I believe in the Road.
When I was a sophomore at Brown University, I returned home for spring break and asked my father to read some of my own poems and others by Rilke. My father, a pioneer in the study of the biochemical basis of mental illness, told me that my poems and those of Rilke revealed schizophrenia. I left home within the hour, on foot, never to truly return again. Before my father died, I had forgiven him and loved him as a father should be loved. Now, I am grateful to him. Grateful for endowing me with the same passion with which he lived his life, however imperfectly. My own life has been no less imperfect. That night, as I walked down a dark highway, singing to myself the Woody Guthrie song “Going Down the Road Feeling Bad,” I vowed never to allow another person’s assessment of me to determine how I felt about myself, my ideas or my poetry. I did not then return to Brown. When I did, I was married and a father.
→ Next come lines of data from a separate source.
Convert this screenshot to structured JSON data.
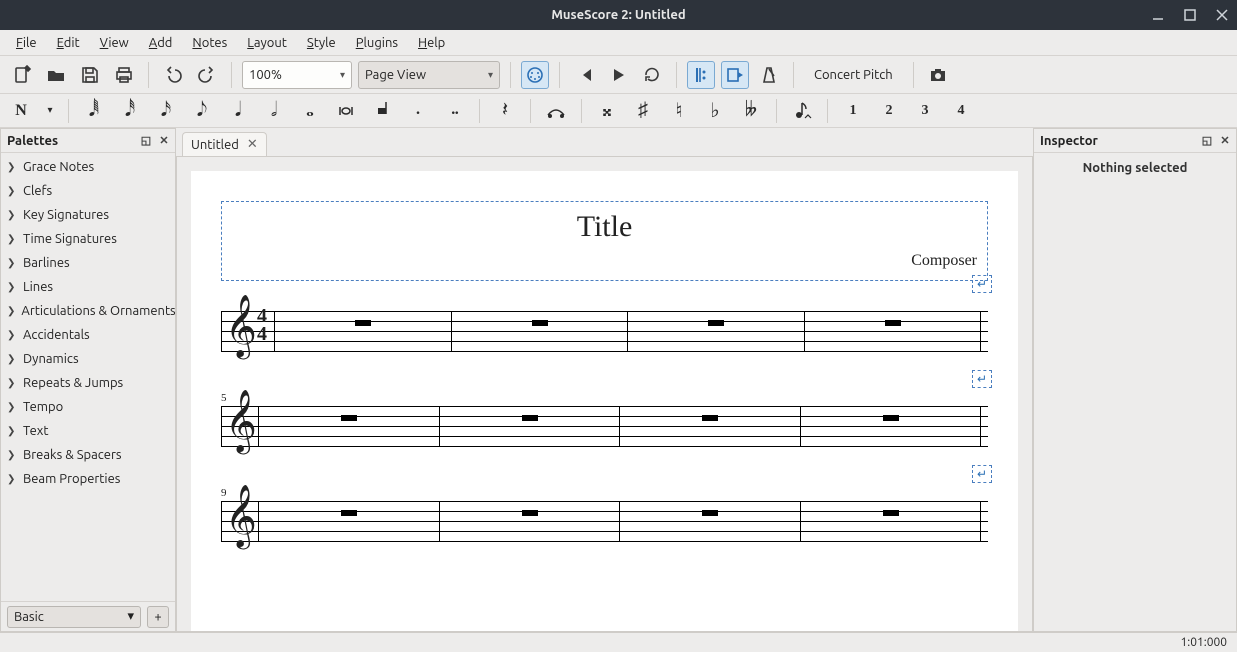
{
  "window": {
    "title": "MuseScore 2: Untitled"
  },
  "menubar": [
    "File",
    "Edit",
    "View",
    "Add",
    "Notes",
    "Layout",
    "Style",
    "Plugins",
    "Help"
  ],
  "toolbar": {
    "zoom": "100%",
    "view_mode": "Page View",
    "concert_pitch": "Concert Pitch"
  },
  "notesbar": {
    "voices": [
      "1",
      "2",
      "3",
      "4"
    ]
  },
  "palettes": {
    "title": "Palettes",
    "items": [
      "Grace Notes",
      "Clefs",
      "Key Signatures",
      "Time Signatures",
      "Barlines",
      "Lines",
      "Articulations & Ornaments",
      "Accidentals",
      "Dynamics",
      "Repeats & Jumps",
      "Tempo",
      "Text",
      "Breaks & Spacers",
      "Beam Properties"
    ],
    "workspace": "Basic"
  },
  "tabs": [
    {
      "label": "Untitled"
    }
  ],
  "score": {
    "title": "Title",
    "composer": "Composer",
    "timesig_top": "4",
    "timesig_bottom": "4",
    "systems": [
      {
        "num": "",
        "first": true
      },
      {
        "num": "5",
        "first": false
      },
      {
        "num": "9",
        "first": false
      }
    ]
  },
  "inspector": {
    "title": "Inspector",
    "empty": "Nothing selected"
  },
  "status": {
    "position": "1:01:000"
  }
}
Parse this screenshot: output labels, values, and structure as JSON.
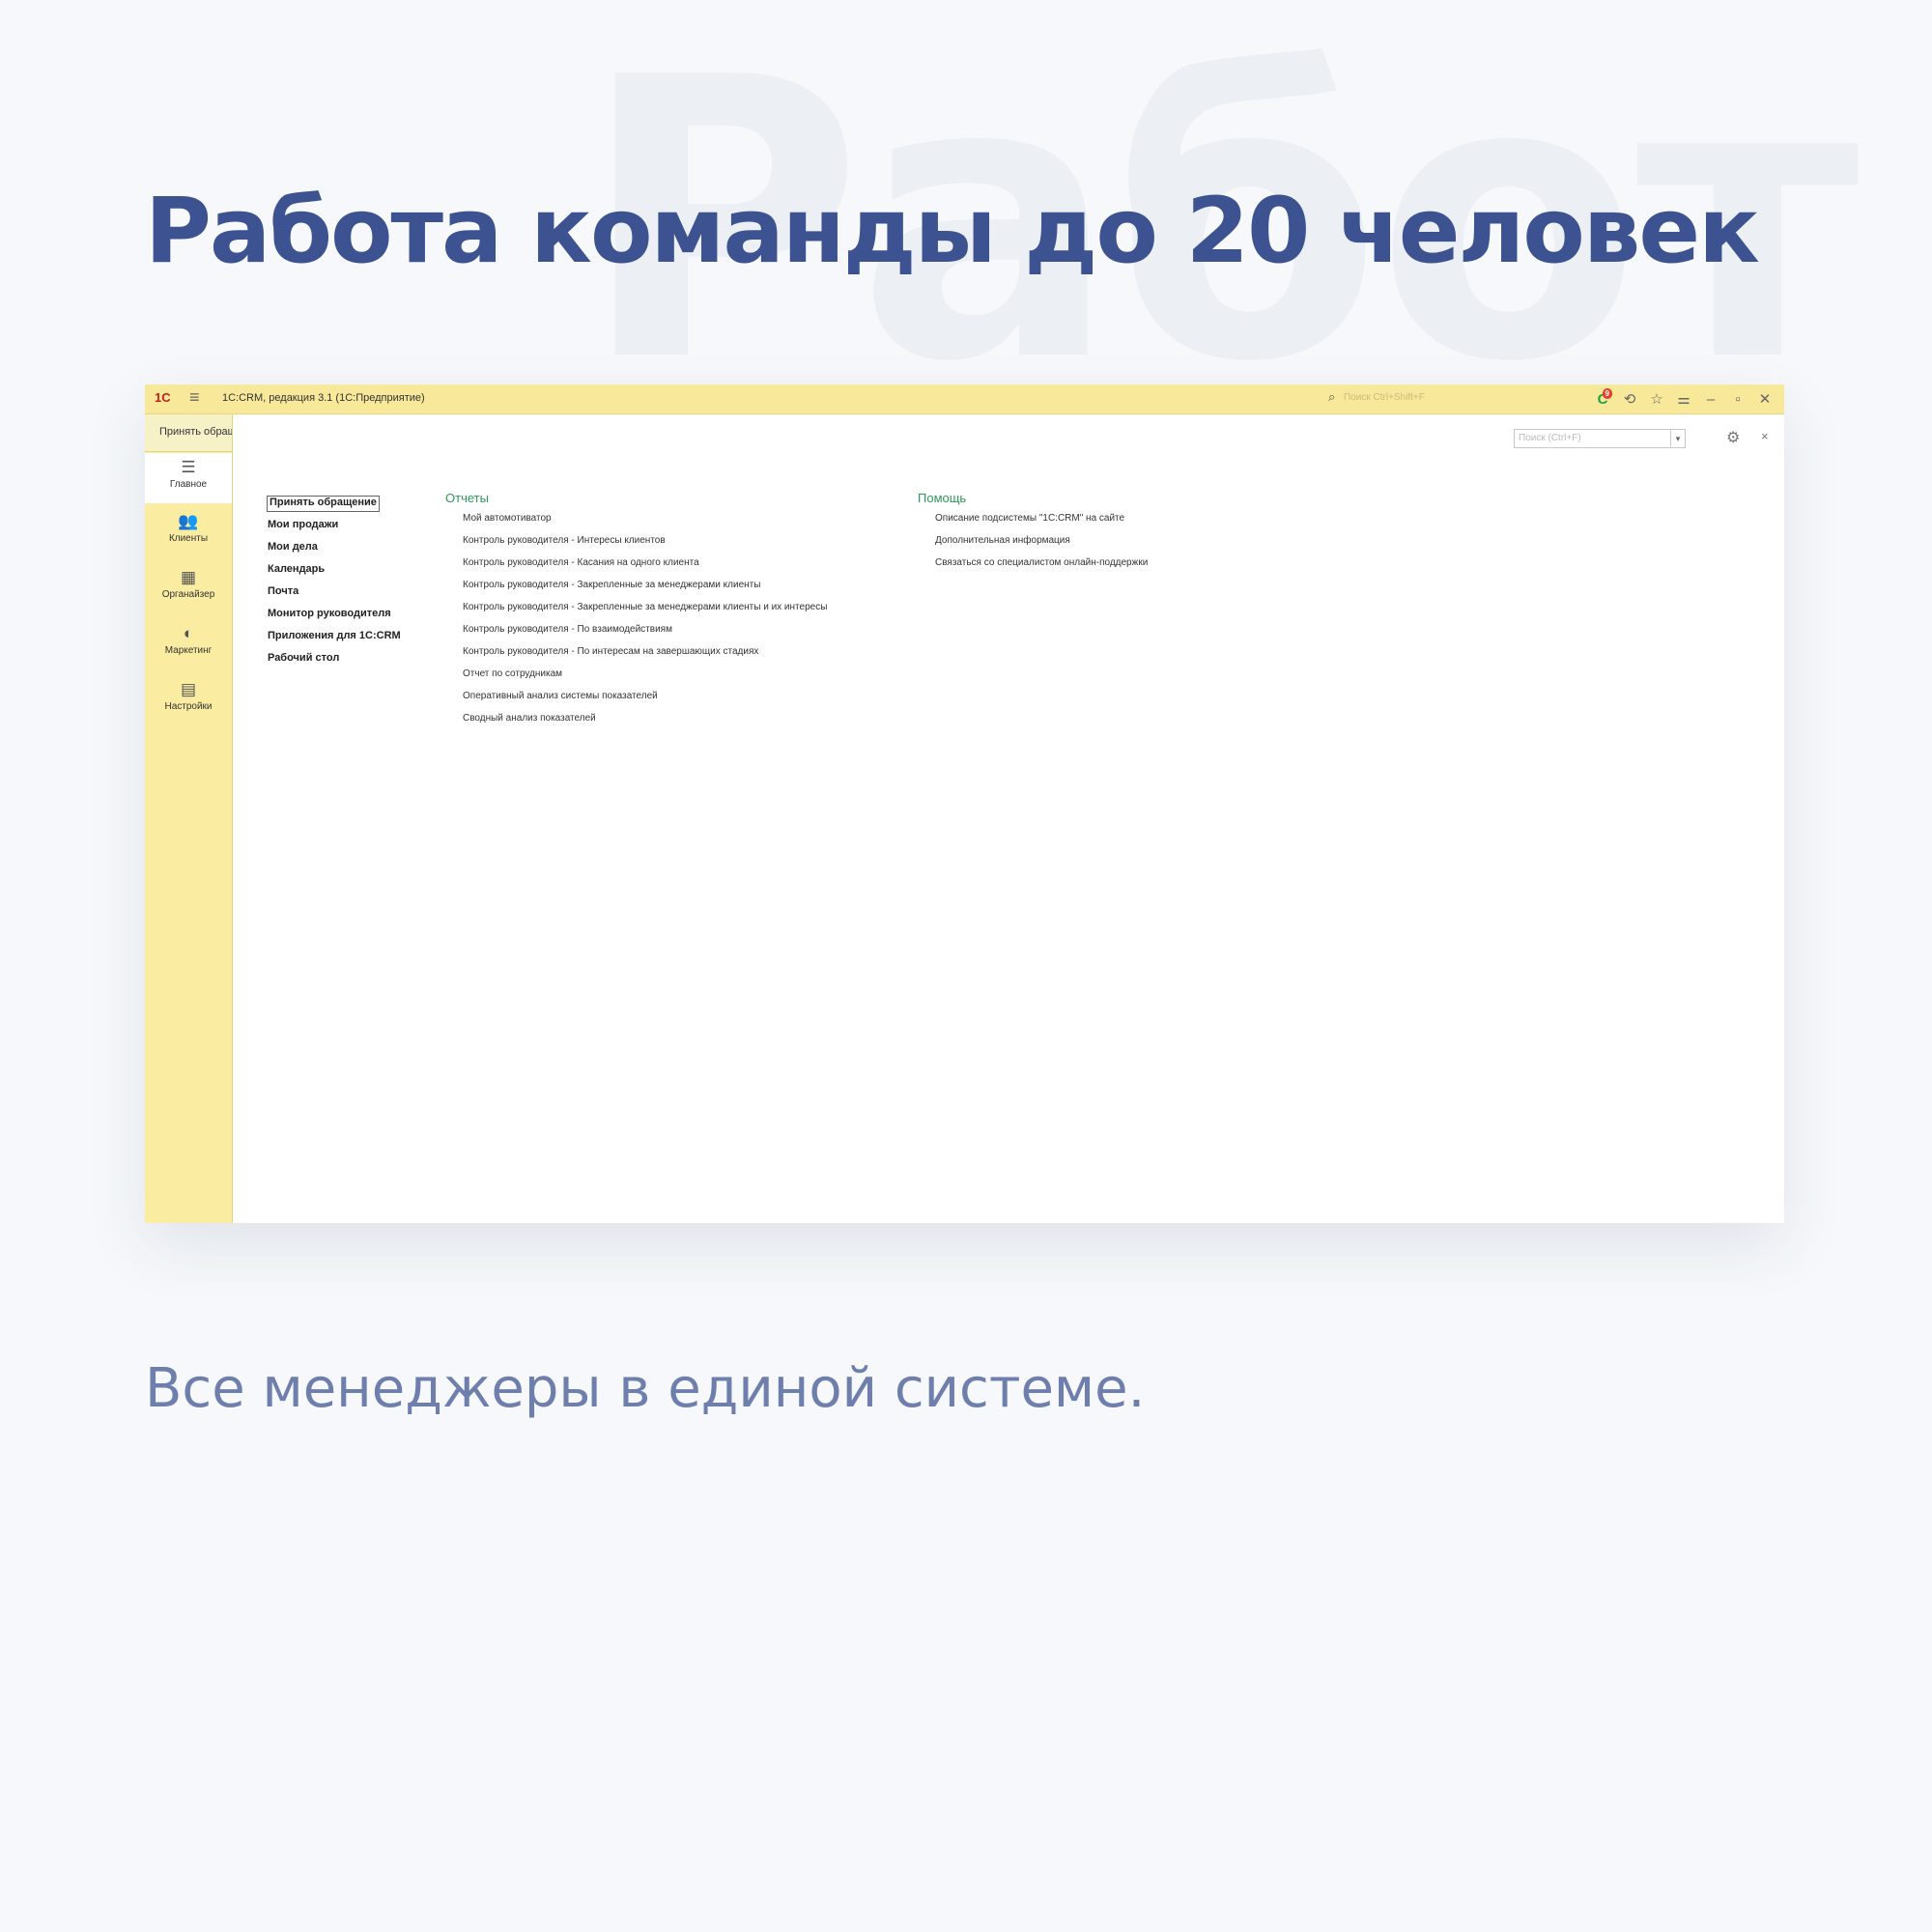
{
  "background_word": "Работ",
  "page_title": "Работа команды до 20 человек",
  "subtitle": "Все менеджеры в единой системе.",
  "window": {
    "logo": "1С",
    "app_title": "1С:CRM, редакция 3.1  (1С:Предприятие)",
    "titlebar_search_placeholder": "Поиск Ctrl+Shift+F",
    "notification_count": "9",
    "notification_icon": "C",
    "history_icon": "⟲",
    "star_icon": "☆",
    "filter_icon": "⚌",
    "minimize_icon": "–",
    "restore_icon": "▫",
    "close_icon": "✕"
  },
  "sidebar": {
    "accept_label": "Принять обращение",
    "items": [
      {
        "label": "Главное",
        "icon": "☰"
      },
      {
        "label": "Клиенты",
        "icon": "👥"
      },
      {
        "label": "Органайзер",
        "icon": "▦"
      },
      {
        "label": "Маркетинг",
        "icon": "◐"
      },
      {
        "label": "Настройки",
        "icon": "▤"
      }
    ]
  },
  "content": {
    "search_placeholder": "Поиск (Ctrl+F)",
    "dropdown_icon": "▾",
    "gear_icon": "⚙",
    "close_icon": "×",
    "nav": [
      "Принять обращение",
      "Мои продажи",
      "Мои дела",
      "Календарь",
      "Почта",
      "Монитор руководителя",
      "Приложения для 1С:CRM",
      "Рабочий стол"
    ],
    "reports_header": "Отчеты",
    "reports": [
      "Мой автомотиватор",
      "Контроль руководителя - Интересы клиентов",
      "Контроль руководителя - Касания на одного клиента",
      "Контроль руководителя - Закрепленные за менеджерами клиенты",
      "Контроль руководителя - Закрепленные за менеджерами клиенты и их интересы",
      "Контроль руководителя - По взаимодействиям",
      "Контроль руководителя - По интересам на завершающих стадиях",
      "Отчет по сотрудникам",
      "Оперативный анализ системы показателей",
      "Сводный анализ показателей"
    ],
    "help_header": "Помощь",
    "help": [
      "Описание подсистемы \"1С:CRM\" на сайте",
      "Дополнительная информация",
      "Связаться со специалистом онлайн-поддержки"
    ]
  }
}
That first long night on the road lead to two years of aimless but purposeful hitchhiking. There were others on that road. One bad man, the owner of an art gallery in Austin, Texas, lured me out to his ranch and tried to force me to have sex with him. I refused. Quietly but definitely. His hired man pulled out a knife. I said, “I will not.” Quietly but definitely. I was not afraid. He did not touch me. In that precarious moment, I knew myself. It was as if life had asked me a question and I had answered.
Since that time, I have found myself in other precarious situations, as I do even today. I will not chronicle these critical moments here except to say they put the integrity of my life in question. Each of these situations required of me an answer beyond any philosophy I had ever read. Philosophy does indeed ask essential questions, but it is only with our actual lives that we answer those questions. Such philosophical questions as Do we have free will? What is truth? Or Justice? are all too often illusions like the paradoxes propounded by Zeno. The illusion comes when we mistake the arena in which these questions are to be answered. What is truth? Observe how I live, not what I say. I necessarily live out my answers to what is true and good. I am my philosophy and all that I have suffered I own.
I am always on the road, aimless but purposeful, knowing that the road is where my true self is revealed. For me the literal and metaphorical road have become one. I know I have at least one great road trip still in me. We may pass by each other in the East Mountains or between here and there. Know all is well even if I look sad, ragged and tired. Pass on. All is well.